Kerstin und Herbert Kunstmann führen nicht nur die leckersten Weine in ihrem Sortiment. Ihr Geschäft versprüht auch eine so authentische Atmosphäre, dass ich mich bei ihnen wie im Süden fühle, wenn ich auf ein Glas bei ihnen einkehre. Ich liebe es, Herbert zuzuhören, wenn er von seinen Exkursionen in die mediterranen Weinregionen berichtet. Kerstin begrüßt mich mit ausgestreckten Armen.
   »Willst du heute schon den Wein abholen?« Ich schüttle den Kopf. Bevor ich in die Einzelheiten gehen kann, brauche ich dringend ein Glas vom offenen Bardolino. Ich proste ihr zu und leere das Glas in zwei Zügen.
   »Darf ich mich wundern?«, fragt Herbert, der eine Sackkarre mit Kisten und Kartons in das Bistro schiebt. »Ich dachte immer, du bist der leichte Rosé Typ.«
   »Heute ist eben kein normaler Tag.« Ich berichte von dem nicht stattfindenden Familienfest und meinem Erlebnis beim Schlachter. Dazu gönne ich mir zwei weitere Gläser vom roten Rebensaft.
   »Möchtest du etwas knabbern?« Kerstin ist es nicht entgangen, dass ihre einzige Kundin im Geschäft schon recht beschwipst ist. Obwohl ich ablehne, stellt sie einen Teller mit Baguette, Salami, Camembert und Oliven auf den Tisch. »Bitte iss etwas!« Als ich zugreife, fragt sie mich nach meinen neuen Plänen fürs Weihnachtsfest?
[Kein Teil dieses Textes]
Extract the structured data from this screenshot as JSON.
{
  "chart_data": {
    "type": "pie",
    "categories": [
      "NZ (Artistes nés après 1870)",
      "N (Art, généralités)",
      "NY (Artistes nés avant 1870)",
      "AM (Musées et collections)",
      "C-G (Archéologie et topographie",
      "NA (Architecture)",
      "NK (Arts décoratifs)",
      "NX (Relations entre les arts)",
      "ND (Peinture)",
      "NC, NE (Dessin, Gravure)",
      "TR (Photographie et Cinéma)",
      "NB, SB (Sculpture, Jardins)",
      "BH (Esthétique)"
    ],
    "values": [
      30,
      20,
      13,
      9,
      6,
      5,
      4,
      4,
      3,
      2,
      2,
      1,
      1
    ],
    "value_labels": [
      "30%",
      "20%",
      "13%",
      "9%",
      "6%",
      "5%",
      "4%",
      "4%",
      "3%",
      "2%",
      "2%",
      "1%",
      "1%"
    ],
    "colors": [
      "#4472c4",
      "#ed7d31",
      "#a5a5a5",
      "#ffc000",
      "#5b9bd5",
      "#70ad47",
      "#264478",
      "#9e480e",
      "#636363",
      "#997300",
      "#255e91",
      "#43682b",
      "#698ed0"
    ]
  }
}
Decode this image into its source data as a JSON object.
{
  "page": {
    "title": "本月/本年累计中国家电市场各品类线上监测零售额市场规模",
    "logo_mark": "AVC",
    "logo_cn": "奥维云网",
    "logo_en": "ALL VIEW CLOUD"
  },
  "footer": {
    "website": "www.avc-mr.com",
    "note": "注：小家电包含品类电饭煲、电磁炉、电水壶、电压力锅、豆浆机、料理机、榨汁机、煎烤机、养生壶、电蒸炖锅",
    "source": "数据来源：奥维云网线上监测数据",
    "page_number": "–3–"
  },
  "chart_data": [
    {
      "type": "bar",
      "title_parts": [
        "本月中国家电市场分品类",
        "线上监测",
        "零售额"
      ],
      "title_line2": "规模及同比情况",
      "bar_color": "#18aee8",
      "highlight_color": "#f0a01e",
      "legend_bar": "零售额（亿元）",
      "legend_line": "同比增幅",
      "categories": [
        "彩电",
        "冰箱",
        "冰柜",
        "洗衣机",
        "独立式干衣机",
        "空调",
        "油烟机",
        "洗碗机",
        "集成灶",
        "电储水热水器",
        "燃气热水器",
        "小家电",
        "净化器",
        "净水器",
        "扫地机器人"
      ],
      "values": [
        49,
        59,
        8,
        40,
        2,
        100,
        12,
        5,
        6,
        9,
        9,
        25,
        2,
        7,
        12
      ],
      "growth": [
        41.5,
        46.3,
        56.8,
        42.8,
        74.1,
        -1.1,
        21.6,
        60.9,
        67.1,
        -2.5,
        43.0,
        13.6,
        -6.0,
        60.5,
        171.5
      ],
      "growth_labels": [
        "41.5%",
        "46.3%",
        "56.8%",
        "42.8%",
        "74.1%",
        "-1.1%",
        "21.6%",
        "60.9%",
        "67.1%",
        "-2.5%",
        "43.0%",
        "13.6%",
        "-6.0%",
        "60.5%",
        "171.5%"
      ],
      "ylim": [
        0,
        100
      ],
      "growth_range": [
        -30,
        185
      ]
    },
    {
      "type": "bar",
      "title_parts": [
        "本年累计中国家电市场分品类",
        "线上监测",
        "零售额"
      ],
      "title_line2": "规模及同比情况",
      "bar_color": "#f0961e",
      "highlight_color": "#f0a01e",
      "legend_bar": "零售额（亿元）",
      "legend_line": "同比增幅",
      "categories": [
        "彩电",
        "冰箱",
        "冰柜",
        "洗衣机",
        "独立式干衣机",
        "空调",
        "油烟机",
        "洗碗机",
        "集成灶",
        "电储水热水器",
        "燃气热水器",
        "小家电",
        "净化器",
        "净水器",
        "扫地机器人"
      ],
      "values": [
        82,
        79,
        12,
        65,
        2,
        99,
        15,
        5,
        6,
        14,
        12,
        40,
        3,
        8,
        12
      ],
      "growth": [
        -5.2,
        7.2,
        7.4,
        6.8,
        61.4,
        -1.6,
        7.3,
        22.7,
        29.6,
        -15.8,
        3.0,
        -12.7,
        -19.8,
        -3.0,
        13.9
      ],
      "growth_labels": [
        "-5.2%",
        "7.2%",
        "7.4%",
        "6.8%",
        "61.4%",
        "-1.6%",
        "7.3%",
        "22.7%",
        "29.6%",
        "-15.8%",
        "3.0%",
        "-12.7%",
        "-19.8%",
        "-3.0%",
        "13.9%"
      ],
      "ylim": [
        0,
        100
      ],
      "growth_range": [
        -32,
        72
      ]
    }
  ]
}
   »Auf keinen Fall fahre ich mit in den Schnee! Es wird wohl darauf hinauslaufen, dass ich mit meinem Mann die Festtage allein und ganz in Ruhe verbringen werde.«
   »Mehr Ruhe kann ich Ihnen nur empfehlen«, sagt eine dunkle Männerstimme. Ich drehe mich um und bekomme einen Schreck. Dicht hinter mir steht der Einscheiben-Wurst-Besteller. Ich greife mir an die Stirn und beginne lauthals los zu lachen.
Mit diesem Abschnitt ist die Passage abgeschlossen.